2-1 : L’Allemagne - la terre promise.

Pour établir un rapprochement entre Tiffauges et les nazis, le roman présente l’Allemagne comme une terre promise par le destin. Ce pays offre à Tiffauges un espace magique où il peut enfin respirer et s’épanouir, contrairement à la France où il étouffait. La Prusse Orientale, avec sa pureté et son caractère archaïque, ses élans et ses oiseaux migrateurs, ses grands lacs salés et marécageux, et ses forêts hercyniennes de la préhistoire, paraît être, pour Tiffauges, une terre simplifiée en noir et blanc.

Parvenant dans cette terre féerique et primitive qui est peut être trop conforme à son caractère marginal et à ses aspirations à la nature, Tiffauges se sent enfin «‘arrivé quelque part, et une certaine sécurité lui (est) offerte’ (RA, 255)». C’est pourquoi l’épouvantable condition de prisonnier, la solitude et la nature hostile de ce pays ne le découragent guère, contrairement à ses collègues français. Il s’intègre rapidement au mode primitif de l’activité carcérale par couper le bois, creuser les tranchées et dormir dans des baraques en bois.

La découverte dans la forêt d’une cabane qu’il nomme le «Canada» conforte parfaitement la conviction de Tiffauges selon laquelle cette terre «‘lui était donné(e) par le destin’ (RA, 282)». Le «Canada» est en effet son rêve d’enfance, nourri par la lecture du Piège d’or de James Oliver Curwood.
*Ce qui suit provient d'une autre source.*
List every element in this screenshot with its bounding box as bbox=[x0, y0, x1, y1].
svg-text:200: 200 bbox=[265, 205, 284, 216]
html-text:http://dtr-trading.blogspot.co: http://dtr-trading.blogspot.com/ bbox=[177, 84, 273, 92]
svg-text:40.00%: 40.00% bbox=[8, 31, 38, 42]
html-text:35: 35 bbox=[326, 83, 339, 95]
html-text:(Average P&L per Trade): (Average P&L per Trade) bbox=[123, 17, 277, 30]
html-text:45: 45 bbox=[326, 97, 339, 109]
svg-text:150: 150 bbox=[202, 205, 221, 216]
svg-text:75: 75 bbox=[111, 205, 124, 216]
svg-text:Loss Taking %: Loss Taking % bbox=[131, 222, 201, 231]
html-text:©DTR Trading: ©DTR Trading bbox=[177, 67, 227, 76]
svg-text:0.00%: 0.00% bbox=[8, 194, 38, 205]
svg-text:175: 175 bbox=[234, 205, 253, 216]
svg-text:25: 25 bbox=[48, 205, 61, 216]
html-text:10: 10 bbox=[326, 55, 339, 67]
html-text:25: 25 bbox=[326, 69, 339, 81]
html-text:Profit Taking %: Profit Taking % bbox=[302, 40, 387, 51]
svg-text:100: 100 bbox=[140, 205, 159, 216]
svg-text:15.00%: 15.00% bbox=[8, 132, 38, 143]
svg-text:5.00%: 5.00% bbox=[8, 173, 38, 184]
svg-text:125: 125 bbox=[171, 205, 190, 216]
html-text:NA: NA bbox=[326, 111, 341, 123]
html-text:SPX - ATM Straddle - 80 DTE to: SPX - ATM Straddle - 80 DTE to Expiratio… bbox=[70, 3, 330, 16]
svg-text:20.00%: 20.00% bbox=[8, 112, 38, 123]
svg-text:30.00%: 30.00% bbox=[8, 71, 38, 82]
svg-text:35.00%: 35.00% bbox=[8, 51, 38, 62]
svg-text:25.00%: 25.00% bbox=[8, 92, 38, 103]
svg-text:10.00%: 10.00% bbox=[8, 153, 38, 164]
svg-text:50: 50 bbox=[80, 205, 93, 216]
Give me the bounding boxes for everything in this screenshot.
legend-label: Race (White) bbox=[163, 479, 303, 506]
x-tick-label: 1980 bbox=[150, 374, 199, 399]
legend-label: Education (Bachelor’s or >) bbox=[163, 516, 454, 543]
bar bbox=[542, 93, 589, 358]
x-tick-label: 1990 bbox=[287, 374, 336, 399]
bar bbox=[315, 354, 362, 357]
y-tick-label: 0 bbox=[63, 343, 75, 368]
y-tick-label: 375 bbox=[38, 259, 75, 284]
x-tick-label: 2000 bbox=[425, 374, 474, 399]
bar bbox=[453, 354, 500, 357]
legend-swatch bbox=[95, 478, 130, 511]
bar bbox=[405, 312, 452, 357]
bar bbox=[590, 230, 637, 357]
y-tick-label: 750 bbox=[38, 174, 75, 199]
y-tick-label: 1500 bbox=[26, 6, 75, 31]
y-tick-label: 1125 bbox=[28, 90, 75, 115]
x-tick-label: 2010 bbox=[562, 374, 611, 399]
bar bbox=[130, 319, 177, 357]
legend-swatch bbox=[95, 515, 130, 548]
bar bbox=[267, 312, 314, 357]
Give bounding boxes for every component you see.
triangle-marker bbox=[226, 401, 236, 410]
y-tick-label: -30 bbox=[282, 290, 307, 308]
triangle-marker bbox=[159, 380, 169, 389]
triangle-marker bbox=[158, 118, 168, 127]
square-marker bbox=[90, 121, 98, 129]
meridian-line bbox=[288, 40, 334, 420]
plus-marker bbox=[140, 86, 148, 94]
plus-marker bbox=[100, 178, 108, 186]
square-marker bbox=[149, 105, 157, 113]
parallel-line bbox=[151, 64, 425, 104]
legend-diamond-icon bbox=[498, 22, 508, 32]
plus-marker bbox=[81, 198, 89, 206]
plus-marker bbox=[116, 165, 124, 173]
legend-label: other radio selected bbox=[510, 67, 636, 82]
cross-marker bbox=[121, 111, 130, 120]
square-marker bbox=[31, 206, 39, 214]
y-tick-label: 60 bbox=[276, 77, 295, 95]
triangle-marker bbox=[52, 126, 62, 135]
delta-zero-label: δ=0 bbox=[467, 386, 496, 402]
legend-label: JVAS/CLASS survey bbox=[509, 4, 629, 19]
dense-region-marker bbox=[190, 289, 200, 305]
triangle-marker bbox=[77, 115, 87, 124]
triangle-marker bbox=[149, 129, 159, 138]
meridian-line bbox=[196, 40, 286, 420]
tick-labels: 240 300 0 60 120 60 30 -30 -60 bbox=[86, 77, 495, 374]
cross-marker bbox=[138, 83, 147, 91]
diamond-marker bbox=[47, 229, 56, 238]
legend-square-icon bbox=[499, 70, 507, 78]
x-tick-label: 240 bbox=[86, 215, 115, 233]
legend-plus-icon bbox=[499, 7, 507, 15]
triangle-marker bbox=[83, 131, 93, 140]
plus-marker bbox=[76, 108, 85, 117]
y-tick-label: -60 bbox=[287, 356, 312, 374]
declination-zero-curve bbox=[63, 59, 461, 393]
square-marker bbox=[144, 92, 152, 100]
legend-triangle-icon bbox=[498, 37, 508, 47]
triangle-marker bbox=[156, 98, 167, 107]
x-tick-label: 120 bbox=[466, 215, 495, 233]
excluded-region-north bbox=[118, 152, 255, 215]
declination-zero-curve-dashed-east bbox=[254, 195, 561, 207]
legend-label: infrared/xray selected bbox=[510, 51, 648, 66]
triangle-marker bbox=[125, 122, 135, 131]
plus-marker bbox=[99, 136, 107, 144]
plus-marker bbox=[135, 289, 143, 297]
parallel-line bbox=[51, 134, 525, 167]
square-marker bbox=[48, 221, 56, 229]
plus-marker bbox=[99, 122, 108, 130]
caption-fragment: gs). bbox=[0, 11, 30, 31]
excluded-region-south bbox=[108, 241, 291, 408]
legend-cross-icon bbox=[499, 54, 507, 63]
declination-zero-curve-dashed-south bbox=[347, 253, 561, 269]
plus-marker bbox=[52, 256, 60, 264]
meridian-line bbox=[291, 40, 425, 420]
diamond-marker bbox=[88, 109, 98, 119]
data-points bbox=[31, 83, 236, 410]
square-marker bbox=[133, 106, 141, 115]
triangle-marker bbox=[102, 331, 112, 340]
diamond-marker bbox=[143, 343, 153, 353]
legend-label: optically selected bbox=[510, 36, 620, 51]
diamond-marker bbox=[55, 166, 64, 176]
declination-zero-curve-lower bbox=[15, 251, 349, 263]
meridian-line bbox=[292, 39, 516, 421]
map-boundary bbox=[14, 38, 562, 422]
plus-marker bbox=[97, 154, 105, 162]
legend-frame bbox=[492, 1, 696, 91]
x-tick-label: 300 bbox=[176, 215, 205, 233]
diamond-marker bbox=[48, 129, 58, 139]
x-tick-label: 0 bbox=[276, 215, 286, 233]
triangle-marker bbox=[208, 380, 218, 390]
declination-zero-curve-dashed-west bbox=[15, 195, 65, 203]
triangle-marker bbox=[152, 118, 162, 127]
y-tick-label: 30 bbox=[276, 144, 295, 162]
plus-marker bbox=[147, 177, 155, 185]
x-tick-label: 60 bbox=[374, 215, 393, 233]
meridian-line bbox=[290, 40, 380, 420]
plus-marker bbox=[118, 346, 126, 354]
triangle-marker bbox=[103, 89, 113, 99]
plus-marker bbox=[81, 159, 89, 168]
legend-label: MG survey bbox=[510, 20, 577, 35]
Il s’agit d’un espace «‘vierge et inhumain, blanc et pur comme le néant (’RA, 64)», peuplé par les «hurlements des loups et du vent» : en somme, c’est un lieu rêvé par Tiffauges enfant pour oublier son enfance malheureuse à Saint Christophe.La découverte de cet espace toujours rêvé et la visite que lui rend à sa cabane un élan aveugle confirment encore une fois le caractère paradisiaque de la Prusse Orientale, en apportant une preuve supplémentaire à la conviction «‘qu’il avait toujours eue de posséder des origines immémoriales, une racine en quelque sorte qui plongeait au plus profond de la nuit des temps’ (RA, 276)». Le Canada assume donc le rêve d’enfance et le rêve d’origine immémoriale de Tiffauges.

Avec le Canada, le souvenir de Bram, personnage principal du roman de Curwood qui fascinait toute son enfance, revient à Tiffauges, en lui proposant la possibilité d’une identification avec lui. Cette figure de Bram, un colosse, chasseur, mi-bête mi-homme qui a vécu avec des animaux, hors la société humaine, se superpose désormais à Tiffauges, en lui offrant un environnement idéal pour réaliser son mythe personnel, longtemps caché. Par exemple, quand Tiffauges, accompagné par une meute noire et par son cheval gigantesque, parcourt les villages pour rechercher les jeunes garçons destinés à la Napola, il reproduit parfaitement l’image de Bram «‘colosse apocalyptique et formidable’» qui chasse à l’aide de sa horde de loups. L’image sinistre de Tiffauges, son «‘spectacle brutal et coloré qu’offraient aux populations ces molosses noirs et hurlants, et ce cavalier au visage basané sur son cheval couleur de nuit’ (RA, 459)» montrent au grand jour la réalisation de son aspiration à la primitivité.

Ainsi, la Prusse orientale de la terre allemande permet le parfait épanouissement de Tiffauges, en faisant coïncider l’image intérieure et extérieure. La nature sauvage qui évoque l’origine primitive se prête d’ailleurs à son goût de «déchiffrement des signes», car ce pays en «noir et blanc» rend impossible toute tromperie visuelle grâce à ce caractère d’extrême simplicité dans lequel «les symboles brillaient d’un éclat inégalé» :

‘A l’opposé de la France, terre océanique, noyée de brumes, et aux lignes gommées par d’infinis dégradés, l’Allemagne continentale, plus dure et plus rudimentaire, était le pays du dessin appuyé, simplifié, stylisé, facilement lu et retenu (RA, 280).’

En exauçant tous les désirs de Tiffauges, secrètement retenus et intériorisés en France, l’Allemagne les fait exploser. De cette manière, l’alternance de la double tendance -ogre et géant doux - de Tiffauges disparaît pour laisser la place au seul signe de l’ogre. La distance avec les nazis se réduit à mesure qu’il réalise ses désirs de puissance et de possession qui se révèlent présenter les mêmes caractéristiques que le nazisme. Désormais, il ne se distingue plus des bourreaux, et d’ailleurs il utilise le terme fusionnel «nous» pour parler de lui et des nazis.